A: You’re like the next Charles Darwin.
JP: Well yeah. I read about all of these people and I thought, “Well, why can’t I do that?” So I tried and it worked out pretty well. I did, I think, six children’s books, and then I also would illustrate other people’s books that I didn’t write. It was very fun. So that was kind of a mini career. Then I decided to go to graduate school, and I did illustrate some books in graduate school, but obviously the work is kind of all-consuming, so that slowed down. But I love thinking about painting, and I still paint and show, so that will always be a part of how I view science. It’s incorporated within my art.
A: Why did you decide to cater your work toward a younger audience with children’s books?
JP: Again, it sounds so basic, but I worry that kids are kind of getting separated from nature. I grew up in a landscape where we had some vacant farms around our house, and I would wander all the time and I’d collect stuff and bring it back to my house and draw it, and I worry that, with children growing up in places where they can’t wander and experience nature, there’s a disconnect. I want to make sure you catch kids at a young age. I think kids have a liking of animals and nature and something’s got to go wrong to break it, if they’re turned off by it or they have got too much else going on in their lives to think about other living things.
So I think catering to children is trying to cultivate that in a more aggressive manner. I don’t know if it’s true. But the kid who lives in a city who doesn’t have a big backyard like I did, so long as there are good books that can take him or her there, it’s a bit better. Get ’em while they’re young. They don’t have to go to Australia, but they should value all kinds of ecosystems. I think that with global change and global warming happening, we are not quite realizing how much of an effect we have, and we have to instill it in the younger generation because unfortunately, they are going to have a lot on their plate.
A: What do you hope to achieve now as a professor and a researcher?
JP: Well, I have a little bit more time in my schedule now. I think I am teaching one less course than I used to. So with this time, I do have research money. I have some samples of lemur scent marks, and [the students] in Primate Behavior will hear about my theories about olfactory scents and scent marks. I have a research project with Duke and I have the ability to get samples from Duke, so I’m going to try to turn that on and get out some more publications on animal communication and mating strategies and scent marks. The research has been on the back burner, but now I have more time, so I’m hoping to do more here at Wesleyan, which would be wonderful because I should have published a long time ago, but I can still do it. So it will work out well.
A: Do you find teaching to be an extension of your research?

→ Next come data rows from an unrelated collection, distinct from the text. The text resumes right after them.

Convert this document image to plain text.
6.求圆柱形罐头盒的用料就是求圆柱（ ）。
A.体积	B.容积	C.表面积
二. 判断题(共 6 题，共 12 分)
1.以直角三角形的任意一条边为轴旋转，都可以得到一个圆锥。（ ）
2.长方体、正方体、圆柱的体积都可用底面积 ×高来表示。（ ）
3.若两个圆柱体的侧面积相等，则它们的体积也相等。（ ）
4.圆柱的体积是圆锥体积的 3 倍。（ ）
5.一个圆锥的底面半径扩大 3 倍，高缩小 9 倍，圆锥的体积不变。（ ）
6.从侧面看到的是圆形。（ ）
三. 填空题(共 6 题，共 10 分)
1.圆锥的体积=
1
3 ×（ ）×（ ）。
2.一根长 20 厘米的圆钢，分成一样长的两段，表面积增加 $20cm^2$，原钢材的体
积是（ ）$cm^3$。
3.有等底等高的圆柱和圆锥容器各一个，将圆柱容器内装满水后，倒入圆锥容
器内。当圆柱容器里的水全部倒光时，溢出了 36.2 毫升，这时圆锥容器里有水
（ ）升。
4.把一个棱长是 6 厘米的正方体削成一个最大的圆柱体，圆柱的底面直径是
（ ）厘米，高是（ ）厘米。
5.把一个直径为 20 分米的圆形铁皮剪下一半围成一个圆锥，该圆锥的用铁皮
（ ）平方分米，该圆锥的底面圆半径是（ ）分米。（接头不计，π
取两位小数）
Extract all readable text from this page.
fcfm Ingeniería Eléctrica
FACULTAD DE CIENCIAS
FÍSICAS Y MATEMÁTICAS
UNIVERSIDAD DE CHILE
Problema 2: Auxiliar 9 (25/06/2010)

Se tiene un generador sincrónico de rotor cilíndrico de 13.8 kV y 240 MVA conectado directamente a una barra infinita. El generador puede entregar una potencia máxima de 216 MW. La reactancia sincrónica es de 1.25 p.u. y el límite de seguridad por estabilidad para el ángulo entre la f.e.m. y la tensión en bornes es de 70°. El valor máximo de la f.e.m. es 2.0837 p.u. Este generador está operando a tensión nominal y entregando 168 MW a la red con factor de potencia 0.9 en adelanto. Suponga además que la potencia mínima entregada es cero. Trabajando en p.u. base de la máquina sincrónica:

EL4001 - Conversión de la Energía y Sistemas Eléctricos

JP: The teaching is so great, because you are always reading new papers to fill out your lecture, and then you stumble upon some nugget that you wouldn’t have otherwise been exposed to. In your research for your course, you bump into such things and you say, “Wow, that opens up this whole other question.” It forces you to read the material and your mind keeps thinking about connections. It definitely helps to augment my research and keeps me thinking of more creative questions.